Die Beschwerde ist auch begründet. Der Gegenstandswert für das Verfahren erster Instanz beträgt 1.138,48 Euro und nicht, wie vom Verwaltungsgericht festgesetzt, 344,29 Euro.
Die Festsetzung des Gegenstandswerts der anwaltlichen Tätigkeit im erstinstanz-lichen Verfahren richtet sich hier nach § 2 Abs. 1, § 23 Abs. 1 Satz 1, § 33 Abs. 1 RVG i. V. m. § 52 Abs. 3 Satz 1 GKG. Gemäß § 52 Abs. 3 Satz 1 GKG ist die Höhe der Geldleistung maßgebend, wenn der Antrag des Klägers eine bezifferte Geldleistung oder einen hierauf bezogenen Verwaltungsakt betrifft.
Der – anwaltlich formulierte – Klageantrag in der Klageschrift vom 2. Juni 2017 war auf eine Neufestsetzung von Elternbeiträgen gerichtet. Eine vollständige Aufhebung der festgesetzten Beiträge war mithin nicht begehrt. Vielmehr gingen die Kläger in dem angekündigten Klageantrag davon aus, dass ein Kinderfreibetrag für ein drittes Kind bei der Ermittlung des elternbeitragspflichtigen Einkommens hätte berücksichtigt werden müssen.
Dabei haben sich die Kläger gegen die Bescheide der Beklagten vom 16. November 2016 in der Gestalt des Widerspruchsbescheids vom 12. April 2017 über die Festsetzung der Elternbeiträge für den Zeitraum Januar 2014 bis Juli 2015 gewandt, in denen Nachforderungen festgesetzt wurden. Dies ergibt sich eindeutig aus der Klagebegründung, wonach sich die Klage nur noch gegen die Nacherhebung von Beiträgen für die Jahre 2014 und 2015 richte (S. 4 des Schriftsatzes vom 2. Juni 2017).

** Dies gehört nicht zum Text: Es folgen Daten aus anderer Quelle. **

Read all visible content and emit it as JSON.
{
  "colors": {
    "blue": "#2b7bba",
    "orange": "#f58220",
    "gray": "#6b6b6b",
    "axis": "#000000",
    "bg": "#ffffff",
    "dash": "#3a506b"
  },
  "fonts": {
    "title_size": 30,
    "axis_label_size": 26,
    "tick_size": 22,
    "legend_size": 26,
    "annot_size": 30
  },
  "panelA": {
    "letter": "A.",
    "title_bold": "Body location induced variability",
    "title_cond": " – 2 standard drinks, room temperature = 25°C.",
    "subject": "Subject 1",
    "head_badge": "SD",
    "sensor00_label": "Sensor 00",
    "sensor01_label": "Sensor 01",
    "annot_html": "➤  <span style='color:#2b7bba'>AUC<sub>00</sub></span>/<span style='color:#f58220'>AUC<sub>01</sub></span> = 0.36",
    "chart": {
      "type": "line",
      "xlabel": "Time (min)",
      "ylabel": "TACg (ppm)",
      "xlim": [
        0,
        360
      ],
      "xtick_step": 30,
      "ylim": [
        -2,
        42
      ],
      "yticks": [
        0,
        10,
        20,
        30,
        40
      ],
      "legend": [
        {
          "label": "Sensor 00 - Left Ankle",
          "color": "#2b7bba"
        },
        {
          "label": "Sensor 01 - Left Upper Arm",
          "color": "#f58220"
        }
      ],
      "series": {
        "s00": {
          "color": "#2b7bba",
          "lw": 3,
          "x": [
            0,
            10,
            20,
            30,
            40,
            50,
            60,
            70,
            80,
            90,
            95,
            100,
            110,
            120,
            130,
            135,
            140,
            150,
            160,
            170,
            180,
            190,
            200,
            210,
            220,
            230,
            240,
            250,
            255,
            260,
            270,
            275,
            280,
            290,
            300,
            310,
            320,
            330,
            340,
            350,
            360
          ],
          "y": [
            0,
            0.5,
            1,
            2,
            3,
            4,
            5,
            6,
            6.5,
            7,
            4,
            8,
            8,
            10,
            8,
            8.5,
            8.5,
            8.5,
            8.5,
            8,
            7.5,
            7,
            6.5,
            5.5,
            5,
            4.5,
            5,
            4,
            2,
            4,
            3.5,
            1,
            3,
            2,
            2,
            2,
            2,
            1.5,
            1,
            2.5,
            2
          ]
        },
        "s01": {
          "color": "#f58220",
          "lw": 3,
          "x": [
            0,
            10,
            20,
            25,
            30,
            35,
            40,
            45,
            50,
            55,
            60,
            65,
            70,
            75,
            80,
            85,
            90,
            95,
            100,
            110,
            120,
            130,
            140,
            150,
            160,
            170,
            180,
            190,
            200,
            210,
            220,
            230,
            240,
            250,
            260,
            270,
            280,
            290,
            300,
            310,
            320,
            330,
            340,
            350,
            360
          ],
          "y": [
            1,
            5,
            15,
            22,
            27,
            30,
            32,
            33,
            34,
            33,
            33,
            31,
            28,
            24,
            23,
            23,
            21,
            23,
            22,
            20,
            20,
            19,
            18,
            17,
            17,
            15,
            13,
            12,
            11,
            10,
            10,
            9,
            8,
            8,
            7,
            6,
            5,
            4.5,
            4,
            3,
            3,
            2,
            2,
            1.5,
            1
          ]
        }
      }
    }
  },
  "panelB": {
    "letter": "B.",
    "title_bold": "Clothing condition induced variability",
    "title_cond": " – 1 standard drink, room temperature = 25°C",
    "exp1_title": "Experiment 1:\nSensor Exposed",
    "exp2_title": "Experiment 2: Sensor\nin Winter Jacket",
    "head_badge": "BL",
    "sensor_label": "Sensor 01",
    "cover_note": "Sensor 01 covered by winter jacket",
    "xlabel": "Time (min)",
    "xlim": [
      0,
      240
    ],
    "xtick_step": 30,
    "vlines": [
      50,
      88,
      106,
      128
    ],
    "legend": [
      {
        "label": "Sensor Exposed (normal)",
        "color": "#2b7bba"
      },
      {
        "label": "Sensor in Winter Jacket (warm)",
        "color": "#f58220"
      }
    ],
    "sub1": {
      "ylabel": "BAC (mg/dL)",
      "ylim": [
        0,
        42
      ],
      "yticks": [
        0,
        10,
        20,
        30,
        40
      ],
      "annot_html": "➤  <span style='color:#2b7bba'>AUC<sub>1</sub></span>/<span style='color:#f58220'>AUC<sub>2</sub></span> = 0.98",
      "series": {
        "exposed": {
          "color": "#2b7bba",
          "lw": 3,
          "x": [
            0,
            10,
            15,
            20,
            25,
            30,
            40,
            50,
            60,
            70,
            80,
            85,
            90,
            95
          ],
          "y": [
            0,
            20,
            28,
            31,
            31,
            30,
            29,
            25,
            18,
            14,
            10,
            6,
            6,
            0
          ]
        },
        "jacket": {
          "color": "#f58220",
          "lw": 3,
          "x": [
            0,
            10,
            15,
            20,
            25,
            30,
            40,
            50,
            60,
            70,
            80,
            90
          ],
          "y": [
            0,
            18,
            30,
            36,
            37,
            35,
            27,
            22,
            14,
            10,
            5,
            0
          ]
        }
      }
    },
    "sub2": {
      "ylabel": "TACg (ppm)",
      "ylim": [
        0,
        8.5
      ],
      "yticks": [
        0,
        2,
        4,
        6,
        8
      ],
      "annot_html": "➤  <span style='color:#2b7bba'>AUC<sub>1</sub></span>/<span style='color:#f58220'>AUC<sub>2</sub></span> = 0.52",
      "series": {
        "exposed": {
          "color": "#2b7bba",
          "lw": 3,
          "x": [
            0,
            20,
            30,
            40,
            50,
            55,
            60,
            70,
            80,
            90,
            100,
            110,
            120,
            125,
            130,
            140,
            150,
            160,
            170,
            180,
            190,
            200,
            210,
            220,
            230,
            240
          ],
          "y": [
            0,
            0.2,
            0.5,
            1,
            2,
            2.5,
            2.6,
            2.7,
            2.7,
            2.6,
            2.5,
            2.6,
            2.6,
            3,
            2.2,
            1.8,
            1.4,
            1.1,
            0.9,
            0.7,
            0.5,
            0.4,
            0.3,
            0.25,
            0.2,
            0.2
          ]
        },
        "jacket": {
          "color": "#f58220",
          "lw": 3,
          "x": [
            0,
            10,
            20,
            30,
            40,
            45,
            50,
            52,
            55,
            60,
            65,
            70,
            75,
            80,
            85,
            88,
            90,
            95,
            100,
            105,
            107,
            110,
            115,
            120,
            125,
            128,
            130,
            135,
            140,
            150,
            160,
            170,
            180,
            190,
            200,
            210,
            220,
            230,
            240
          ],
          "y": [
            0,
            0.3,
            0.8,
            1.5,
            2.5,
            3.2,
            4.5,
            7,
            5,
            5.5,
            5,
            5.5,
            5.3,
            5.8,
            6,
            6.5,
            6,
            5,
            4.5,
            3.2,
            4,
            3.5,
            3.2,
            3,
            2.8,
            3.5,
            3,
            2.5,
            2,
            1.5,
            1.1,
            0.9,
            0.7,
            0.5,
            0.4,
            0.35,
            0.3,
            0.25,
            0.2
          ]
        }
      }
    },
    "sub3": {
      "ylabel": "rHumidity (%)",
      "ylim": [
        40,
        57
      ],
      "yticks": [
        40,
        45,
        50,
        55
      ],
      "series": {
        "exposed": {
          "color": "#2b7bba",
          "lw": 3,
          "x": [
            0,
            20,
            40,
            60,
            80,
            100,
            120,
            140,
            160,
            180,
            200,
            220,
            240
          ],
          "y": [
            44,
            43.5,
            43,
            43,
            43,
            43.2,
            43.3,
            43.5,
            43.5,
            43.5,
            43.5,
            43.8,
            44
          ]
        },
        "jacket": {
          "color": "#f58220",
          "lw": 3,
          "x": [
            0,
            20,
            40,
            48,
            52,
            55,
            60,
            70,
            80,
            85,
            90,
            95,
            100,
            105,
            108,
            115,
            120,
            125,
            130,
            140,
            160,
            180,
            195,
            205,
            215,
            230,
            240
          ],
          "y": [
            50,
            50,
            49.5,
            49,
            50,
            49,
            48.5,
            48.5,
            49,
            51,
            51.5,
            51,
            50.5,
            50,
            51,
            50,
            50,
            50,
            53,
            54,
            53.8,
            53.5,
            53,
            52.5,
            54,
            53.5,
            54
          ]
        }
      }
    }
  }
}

Mit der in den genannten Bescheiden geregelten Nachforderung in Höhe von 419,44 Euro für den Zeitraum Januar 2014 bis Juli 2014 und von 719,04 Euro für die Zeit von August 2014 bis Juli 2015 hat die Beklagte einen zusätzlichen Elternbeitrag festgesetzt. Eine Anfechtung dieser Bescheide mit dem Ziel der Neufestsetzung bedeutet nicht die Anfechtung festgesetzter monatlicher Elternbeiträge in voller Höhe. Allerdings bestehen auch keinerlei Anhaltspunkte dafür, dass die Kläger die Festsetzung von Elternbeiträgen in einer anderen Höhe als die zuvor – also vor der Nacherhebung vom 16. November 2016 – festgesetzten Beiträge in Höhe von 49,12 Euro monatlich begehrt hätten. Insbesondere ist insoweit im Rahmen der Klagebegründung keine konkrete Berechnung der Kläger erfolgt, aus der sie einen niedrigeren Elternbeitrag ableiten wollten.
Die Kostenentscheidung folgt aus § 188 Satz 2 Halbs. 1 VwGO, § 33 Abs. 9 RVG.
Dieser Beschluss ist unanfechtbar (§ 33 Abs. 4 Satz 3 RVG).